Many educators in attendance applauded as the president issued a charge to young people contemplating their future endeavors: “If you want to make a difference in the life of a child, become a teacher. Your country needs you.”
Forsyth Tech received recognition for being able to train students for new jobs and careers despite factories moving out of the area. Kathy Proctor, a 55-year-old mother of two and biotechnology student at Forsyth Tech, was one of Obama’s guests for the evening.
Attendees became disgruntled as technical difficulties blurred the audio during what seemed to be Obama’s remarks on immigration reform. Even so, sentiments regarding the prospect of new immigration laws that will allow non-citizens more opportunities to gain US citizenship were positive.
“The DREAM Act is something we need to advance,” said OFA Regional Field Director Kane Miller. “It’s an issue of justice.”
The president concluded with comments about transparency within the government and, the moment that received the longest applause, the exit plan for withdrawing troops from
Most of the people in attendance gave relieved sighs after the speech and expressed feelings of optimism.

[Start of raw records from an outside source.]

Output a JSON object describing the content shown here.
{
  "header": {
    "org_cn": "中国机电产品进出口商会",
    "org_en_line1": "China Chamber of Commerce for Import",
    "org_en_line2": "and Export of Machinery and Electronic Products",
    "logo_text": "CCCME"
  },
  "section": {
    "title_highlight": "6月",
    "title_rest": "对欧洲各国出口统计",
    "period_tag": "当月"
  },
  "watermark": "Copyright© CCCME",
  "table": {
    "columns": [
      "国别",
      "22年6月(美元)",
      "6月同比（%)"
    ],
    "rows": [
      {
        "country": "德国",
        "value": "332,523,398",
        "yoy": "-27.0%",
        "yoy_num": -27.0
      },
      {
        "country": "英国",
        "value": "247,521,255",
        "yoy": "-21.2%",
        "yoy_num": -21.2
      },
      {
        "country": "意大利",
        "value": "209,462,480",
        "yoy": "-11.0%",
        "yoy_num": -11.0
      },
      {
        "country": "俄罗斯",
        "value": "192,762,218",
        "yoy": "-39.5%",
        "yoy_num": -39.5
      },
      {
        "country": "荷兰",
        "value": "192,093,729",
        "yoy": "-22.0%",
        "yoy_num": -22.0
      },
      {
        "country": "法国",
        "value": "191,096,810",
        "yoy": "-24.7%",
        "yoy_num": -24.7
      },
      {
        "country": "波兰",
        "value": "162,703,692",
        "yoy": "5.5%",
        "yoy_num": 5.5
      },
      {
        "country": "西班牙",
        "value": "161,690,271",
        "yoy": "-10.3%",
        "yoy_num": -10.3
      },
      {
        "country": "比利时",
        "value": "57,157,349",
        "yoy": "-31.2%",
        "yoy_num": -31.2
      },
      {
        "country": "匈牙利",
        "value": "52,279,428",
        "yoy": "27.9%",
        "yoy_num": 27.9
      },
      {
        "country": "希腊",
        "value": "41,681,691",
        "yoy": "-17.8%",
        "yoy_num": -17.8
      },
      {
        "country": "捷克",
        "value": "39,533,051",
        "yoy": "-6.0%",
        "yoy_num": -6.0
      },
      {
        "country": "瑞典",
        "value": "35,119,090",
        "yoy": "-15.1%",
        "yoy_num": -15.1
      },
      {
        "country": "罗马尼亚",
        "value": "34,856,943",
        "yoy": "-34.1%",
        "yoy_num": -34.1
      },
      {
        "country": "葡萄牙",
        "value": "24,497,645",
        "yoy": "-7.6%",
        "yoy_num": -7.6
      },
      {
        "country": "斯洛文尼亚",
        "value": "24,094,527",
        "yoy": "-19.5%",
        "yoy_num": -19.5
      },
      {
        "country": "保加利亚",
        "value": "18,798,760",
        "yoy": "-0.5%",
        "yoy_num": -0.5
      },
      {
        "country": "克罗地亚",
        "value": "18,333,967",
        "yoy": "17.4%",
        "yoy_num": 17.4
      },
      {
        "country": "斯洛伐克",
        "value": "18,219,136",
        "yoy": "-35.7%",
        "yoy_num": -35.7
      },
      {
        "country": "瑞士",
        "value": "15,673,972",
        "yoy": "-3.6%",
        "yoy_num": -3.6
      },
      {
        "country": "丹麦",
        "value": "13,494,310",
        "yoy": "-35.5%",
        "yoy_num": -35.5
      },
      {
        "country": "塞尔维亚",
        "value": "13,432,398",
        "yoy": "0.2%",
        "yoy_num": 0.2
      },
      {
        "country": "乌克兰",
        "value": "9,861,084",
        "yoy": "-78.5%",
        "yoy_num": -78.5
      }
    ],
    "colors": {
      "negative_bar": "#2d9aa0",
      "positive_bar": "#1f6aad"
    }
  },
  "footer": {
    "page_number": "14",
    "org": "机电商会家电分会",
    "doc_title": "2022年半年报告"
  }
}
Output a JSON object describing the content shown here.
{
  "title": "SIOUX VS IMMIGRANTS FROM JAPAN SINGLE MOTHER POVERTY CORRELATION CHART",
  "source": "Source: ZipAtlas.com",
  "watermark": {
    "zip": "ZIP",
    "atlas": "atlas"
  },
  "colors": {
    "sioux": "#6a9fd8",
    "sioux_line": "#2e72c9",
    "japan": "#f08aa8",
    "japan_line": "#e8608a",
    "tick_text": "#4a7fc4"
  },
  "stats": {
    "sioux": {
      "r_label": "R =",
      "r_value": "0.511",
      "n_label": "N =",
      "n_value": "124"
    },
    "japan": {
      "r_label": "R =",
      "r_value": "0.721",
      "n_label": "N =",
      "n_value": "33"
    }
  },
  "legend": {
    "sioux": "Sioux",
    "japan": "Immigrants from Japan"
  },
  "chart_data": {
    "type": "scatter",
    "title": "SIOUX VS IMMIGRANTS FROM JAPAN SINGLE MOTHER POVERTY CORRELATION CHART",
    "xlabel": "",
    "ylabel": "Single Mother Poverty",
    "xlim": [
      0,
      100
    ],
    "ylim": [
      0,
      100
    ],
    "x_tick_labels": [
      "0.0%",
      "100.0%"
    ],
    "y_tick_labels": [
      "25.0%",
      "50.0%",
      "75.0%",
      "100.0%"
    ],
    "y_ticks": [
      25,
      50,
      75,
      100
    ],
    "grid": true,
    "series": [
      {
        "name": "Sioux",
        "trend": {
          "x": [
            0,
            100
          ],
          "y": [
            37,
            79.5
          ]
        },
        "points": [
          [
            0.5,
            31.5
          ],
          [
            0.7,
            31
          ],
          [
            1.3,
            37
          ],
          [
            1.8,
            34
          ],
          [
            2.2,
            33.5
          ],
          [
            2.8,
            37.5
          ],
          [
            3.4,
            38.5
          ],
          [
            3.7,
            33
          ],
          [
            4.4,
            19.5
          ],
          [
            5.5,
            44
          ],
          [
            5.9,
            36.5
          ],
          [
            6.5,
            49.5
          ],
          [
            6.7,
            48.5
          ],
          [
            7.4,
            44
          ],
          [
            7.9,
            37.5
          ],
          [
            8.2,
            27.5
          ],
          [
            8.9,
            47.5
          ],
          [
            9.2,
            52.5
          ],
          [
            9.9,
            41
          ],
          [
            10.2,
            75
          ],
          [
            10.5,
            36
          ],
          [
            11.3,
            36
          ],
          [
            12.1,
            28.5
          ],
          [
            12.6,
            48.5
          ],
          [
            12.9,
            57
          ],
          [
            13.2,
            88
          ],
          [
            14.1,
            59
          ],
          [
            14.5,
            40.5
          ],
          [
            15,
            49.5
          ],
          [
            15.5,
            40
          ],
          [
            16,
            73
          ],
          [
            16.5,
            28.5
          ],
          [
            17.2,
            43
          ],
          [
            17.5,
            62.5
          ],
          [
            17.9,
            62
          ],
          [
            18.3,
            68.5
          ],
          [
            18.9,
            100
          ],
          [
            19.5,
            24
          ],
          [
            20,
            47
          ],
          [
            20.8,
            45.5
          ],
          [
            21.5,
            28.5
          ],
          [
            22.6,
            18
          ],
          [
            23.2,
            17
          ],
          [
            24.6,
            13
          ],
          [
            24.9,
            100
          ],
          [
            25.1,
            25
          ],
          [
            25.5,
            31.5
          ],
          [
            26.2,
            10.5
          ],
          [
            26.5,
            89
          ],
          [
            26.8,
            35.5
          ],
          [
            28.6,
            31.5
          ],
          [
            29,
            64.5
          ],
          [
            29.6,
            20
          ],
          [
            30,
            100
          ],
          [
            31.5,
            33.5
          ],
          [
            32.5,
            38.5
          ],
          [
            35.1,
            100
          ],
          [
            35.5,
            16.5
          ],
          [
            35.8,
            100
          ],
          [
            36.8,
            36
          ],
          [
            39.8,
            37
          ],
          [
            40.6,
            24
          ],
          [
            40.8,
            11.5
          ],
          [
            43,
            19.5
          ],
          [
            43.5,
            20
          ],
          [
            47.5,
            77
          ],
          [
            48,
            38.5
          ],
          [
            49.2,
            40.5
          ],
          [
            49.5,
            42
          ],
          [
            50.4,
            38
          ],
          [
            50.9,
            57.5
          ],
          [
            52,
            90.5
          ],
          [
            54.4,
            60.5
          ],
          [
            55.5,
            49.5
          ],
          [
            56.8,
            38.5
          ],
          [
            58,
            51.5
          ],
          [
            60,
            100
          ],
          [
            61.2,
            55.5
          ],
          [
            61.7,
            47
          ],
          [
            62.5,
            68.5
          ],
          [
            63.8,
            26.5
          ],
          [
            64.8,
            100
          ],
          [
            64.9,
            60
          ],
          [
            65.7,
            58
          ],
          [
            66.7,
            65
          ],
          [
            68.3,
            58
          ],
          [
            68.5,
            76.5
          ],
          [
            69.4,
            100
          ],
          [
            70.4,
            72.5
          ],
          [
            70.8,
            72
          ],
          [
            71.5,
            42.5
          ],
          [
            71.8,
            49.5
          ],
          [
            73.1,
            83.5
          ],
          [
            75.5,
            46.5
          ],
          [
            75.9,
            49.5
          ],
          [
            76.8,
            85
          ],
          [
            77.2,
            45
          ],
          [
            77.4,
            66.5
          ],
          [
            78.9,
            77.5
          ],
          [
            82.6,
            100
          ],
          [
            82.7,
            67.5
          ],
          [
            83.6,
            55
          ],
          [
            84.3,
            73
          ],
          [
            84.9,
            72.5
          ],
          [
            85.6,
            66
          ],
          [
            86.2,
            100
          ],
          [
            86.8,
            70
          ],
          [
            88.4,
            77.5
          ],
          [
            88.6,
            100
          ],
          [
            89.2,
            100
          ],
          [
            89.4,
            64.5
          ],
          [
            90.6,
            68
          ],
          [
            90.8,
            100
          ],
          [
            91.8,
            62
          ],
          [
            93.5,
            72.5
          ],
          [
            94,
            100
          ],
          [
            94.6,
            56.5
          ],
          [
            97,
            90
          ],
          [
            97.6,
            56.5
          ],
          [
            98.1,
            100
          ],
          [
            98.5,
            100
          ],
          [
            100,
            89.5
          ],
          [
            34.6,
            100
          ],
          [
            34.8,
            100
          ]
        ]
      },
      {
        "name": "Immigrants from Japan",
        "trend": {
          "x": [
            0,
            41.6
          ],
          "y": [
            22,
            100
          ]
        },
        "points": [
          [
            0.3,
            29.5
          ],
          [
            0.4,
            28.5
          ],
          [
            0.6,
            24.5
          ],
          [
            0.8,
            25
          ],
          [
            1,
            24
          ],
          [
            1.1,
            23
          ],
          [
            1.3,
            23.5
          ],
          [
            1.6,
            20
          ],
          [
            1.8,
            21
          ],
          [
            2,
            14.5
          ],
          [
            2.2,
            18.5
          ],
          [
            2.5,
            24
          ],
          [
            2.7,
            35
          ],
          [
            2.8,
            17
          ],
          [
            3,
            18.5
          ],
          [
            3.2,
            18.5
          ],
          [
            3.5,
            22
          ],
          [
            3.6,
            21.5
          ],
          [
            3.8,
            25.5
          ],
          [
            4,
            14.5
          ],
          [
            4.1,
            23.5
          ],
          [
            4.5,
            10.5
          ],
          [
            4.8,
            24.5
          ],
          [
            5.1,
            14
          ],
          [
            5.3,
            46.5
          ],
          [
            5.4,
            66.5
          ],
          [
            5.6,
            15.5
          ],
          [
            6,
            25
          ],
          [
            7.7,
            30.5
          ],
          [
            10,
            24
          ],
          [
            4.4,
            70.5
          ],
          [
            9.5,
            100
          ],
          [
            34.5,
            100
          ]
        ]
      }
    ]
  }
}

“It shows that he has a commitment to do the work of the nation, which is continuing the growth of the economy and really finding a way to rededicating to working across the aisle,” Miller said. “[We must] protect the progress made in the last two years.”
Attendees made several comments regarding Obama’s progress since being in office. Many agreed that continuing to build on the current progress is a priority and necessary to see significant changes.
“The future requires a whole new approach to how we travel, how we do energy and how we treat the environment,” Gray said. “I’m very encouraged that [Obama] understands what those issues are.”